Director: Peter Nelson

Country: USA, Running Time: 92 min.

Much of the food on our tables comes from the intrinsic act of pollinating the flowers that become the fruits, vegetables and nuts we eat. But the agricultural practices, pesticides and politics are making that simple act of nature more difficult every day. THE POLLINATORS takes us on a cinematic journey around the United States, as he follows migratory beekeepers and their truckloads of honey bees. Director/cinematographer Peter Nelson meets some fascinating farmers, scientists, chefs, economists and academics that give a broad perspective about the threats to honey bees and what it means to our food security.



Director: Jonathan Blank

Countries: USA/Netherlands, Running Time: 86 min.
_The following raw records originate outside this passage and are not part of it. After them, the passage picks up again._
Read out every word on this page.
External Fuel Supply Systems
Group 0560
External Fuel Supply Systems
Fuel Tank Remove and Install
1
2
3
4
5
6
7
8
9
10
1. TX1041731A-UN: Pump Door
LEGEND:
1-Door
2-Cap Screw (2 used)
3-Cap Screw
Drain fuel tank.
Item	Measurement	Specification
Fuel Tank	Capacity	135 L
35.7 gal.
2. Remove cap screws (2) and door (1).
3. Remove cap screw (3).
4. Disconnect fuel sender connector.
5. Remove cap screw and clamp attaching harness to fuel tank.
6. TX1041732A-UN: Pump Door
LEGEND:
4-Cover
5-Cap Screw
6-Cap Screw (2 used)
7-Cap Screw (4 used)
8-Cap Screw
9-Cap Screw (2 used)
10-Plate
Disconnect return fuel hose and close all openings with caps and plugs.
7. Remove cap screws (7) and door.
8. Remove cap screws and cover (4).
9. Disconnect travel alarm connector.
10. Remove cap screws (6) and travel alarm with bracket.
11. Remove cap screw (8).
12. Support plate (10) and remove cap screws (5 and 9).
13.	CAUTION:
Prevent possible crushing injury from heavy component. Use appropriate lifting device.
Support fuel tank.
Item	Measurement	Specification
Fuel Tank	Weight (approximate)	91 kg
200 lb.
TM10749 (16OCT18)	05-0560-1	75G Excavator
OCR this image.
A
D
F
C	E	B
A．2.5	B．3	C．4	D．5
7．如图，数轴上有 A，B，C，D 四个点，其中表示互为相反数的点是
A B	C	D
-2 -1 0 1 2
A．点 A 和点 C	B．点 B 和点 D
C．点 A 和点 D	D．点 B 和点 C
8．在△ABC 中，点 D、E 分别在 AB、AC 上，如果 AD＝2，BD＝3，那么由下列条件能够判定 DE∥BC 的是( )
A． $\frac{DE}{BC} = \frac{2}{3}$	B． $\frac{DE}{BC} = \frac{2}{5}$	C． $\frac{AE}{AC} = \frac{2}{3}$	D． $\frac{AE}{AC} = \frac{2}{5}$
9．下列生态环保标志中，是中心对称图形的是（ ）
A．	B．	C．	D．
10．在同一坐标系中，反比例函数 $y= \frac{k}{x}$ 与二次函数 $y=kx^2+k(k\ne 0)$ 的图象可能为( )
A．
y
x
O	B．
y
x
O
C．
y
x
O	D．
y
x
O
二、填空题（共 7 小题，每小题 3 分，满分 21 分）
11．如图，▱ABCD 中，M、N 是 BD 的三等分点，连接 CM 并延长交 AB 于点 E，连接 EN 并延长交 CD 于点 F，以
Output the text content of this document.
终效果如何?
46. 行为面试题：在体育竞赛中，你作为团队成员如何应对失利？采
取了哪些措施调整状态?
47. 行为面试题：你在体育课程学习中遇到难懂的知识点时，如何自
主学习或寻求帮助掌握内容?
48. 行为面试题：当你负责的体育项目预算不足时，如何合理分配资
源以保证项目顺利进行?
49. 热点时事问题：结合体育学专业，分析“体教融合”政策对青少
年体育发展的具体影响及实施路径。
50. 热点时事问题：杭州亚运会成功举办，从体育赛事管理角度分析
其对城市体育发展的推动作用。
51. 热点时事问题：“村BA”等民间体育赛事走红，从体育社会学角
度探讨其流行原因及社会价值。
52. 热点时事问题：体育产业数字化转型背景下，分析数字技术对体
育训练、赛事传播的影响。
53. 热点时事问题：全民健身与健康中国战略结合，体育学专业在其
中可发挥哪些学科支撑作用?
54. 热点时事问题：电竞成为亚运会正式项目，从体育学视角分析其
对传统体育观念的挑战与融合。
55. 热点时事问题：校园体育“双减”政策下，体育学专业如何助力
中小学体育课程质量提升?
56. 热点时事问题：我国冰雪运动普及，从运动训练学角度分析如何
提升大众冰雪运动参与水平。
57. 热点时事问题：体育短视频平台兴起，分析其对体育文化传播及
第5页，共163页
Funny, creative and provocative, SEX, DRUGS & BICYCLES takes a good look at Dutch social democracy and answers the question: is having month-long double paid vacations, no fear of homelessness, and universal healthcare the nightmare we’ve been warned about? The answer may surprise you. Then again it may not. It really depends on a lot of factors outside our control. This is an enjoyable ride no matter what!



Director: Deia Schlosberg

Country: USA, Running Time: 89 min.

Headlines tout the crisis involving toxic plastic pollution, but not as much about plastic’s origin. This informative, sobering film aims to change that. A neighborhood in the Philippines that’s awash in plastic trash. A pipeline in Pennsylvania. A single refinery in Texas. They’re all part of a web of plastics infrastructure working together to significantly increase the amount of plastics in the world, threatening the life expectancy of animals, humans and Earth itself. Striking footage, original animations and archival material combine in this timely, must-see film that educates, offers solutions – and motivates us to change.